St. Martinville is a small city in and the parish seat of St. Martin Parish, Louisiana, United States. It lies on Bayou Teche, sixteen miles south of Breaux Bridge, eighteen miles southeast of Lafayette, and nine miles north of New Iberia. The population was 6,989 at the 2000 census. It is part of the Lafayette Metropolitan Statistical Area.

 

St. Martinville is widely considered to be the birthplace of the Cajun culture and traditions, and it is in the heart of Cajun Country. There has been a true multicultural community in St.
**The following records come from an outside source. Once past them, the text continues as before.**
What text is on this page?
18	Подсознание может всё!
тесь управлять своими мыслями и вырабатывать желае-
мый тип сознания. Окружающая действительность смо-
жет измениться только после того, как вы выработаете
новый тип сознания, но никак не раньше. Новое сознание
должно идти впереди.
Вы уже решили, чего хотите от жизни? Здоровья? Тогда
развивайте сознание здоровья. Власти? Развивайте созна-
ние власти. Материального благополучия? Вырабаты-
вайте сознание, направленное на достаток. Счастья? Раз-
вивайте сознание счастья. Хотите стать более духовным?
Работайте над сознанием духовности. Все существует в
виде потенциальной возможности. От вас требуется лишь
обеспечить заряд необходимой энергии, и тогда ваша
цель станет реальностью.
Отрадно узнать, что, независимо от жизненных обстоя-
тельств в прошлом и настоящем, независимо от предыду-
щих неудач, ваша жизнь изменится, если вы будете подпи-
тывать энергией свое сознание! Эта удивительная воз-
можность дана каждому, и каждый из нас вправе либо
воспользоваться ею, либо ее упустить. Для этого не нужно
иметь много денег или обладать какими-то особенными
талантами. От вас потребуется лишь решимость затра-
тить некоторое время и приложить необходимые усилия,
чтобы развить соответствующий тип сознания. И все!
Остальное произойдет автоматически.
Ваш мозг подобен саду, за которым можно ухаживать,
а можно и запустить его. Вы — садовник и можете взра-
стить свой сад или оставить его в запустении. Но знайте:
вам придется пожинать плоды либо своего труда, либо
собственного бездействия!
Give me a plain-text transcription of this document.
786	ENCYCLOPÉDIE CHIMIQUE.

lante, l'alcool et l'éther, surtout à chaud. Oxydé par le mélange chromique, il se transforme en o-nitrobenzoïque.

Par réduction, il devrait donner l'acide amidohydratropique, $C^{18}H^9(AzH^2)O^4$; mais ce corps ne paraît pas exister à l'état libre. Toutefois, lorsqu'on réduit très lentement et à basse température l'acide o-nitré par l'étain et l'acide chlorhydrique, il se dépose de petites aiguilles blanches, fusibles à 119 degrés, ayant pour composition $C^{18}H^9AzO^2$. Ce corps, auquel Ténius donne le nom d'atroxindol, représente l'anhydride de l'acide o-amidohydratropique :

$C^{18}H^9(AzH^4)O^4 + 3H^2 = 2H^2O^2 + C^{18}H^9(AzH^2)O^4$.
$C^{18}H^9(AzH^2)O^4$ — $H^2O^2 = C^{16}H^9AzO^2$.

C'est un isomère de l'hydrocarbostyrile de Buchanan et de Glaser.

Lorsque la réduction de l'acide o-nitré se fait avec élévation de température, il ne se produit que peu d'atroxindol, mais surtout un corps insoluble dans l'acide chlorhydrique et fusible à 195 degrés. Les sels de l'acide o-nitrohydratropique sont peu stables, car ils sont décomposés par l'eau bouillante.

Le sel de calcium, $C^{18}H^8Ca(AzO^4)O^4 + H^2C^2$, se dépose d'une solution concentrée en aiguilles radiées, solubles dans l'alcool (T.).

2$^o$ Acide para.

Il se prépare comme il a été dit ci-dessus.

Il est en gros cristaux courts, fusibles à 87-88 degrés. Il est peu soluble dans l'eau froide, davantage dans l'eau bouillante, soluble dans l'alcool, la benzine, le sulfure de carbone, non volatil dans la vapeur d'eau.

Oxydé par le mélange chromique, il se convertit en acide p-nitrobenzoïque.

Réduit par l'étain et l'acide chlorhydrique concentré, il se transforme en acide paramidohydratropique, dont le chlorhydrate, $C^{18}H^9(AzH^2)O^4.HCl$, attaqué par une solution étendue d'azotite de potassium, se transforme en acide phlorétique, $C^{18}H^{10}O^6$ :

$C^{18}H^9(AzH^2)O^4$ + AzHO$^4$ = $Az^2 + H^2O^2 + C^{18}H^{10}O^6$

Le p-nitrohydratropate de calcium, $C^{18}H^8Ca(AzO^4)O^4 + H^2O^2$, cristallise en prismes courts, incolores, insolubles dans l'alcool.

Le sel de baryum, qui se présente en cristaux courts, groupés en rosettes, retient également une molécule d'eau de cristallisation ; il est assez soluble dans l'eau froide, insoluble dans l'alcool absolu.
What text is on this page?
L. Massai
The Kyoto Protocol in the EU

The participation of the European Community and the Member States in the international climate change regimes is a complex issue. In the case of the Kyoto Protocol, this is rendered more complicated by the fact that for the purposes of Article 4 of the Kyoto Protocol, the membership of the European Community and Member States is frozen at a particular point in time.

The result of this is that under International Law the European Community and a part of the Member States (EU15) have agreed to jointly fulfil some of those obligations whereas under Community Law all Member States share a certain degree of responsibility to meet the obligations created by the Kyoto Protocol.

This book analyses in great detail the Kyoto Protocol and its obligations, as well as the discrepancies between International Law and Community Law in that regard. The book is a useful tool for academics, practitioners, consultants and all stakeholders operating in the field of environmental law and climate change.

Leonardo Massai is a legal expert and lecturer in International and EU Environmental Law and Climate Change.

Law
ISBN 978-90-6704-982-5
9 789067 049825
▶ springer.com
Martinville, with Cajuns, Creoles (French coming via the French West Islands - Guadeloupe, Martinique and Santo Domingo), French, Spaniards, Africans and African Americans.

 

Once New Orleans was founded and began to have epidemics, some New Orleanians escaped the city and came to St. Martinville. Its nickname, Petit Paris ("Little Paris"), dates from the era when St. Martinville was known as a cultural mecca with good hotels and a French Theater, the Duchamp Opera House (founded in 1830), that featured the best operas and witty comedies.

 

The third oldest town in Louisiana, St. Martinville has many buildings and homes with beautiful architecture, such as the historic St. Martin de Tours Catholic Church and La Maison Duchamp on Main Street. The church was dedicated to Martin of Tours in France, where a St Martin de Tours church can be found. There is also one in Layrac, France, the birthplace of Pierre Nezat who settled in 1768 in St Martinville.

 

St. Martinville is the site of the Evangeline Oak made famous in Henry Wadsworth Longfellow's poem. It is also the location of an African American Museum, and is included as a destination on the Louisiana African American Heritage Trail.

 

en.wikipedia.org/wiki/St._Martinville,_Louisiana

 

en.wikipedia.org/wiki/Wikipedia:Text_of_Creative_Commons_...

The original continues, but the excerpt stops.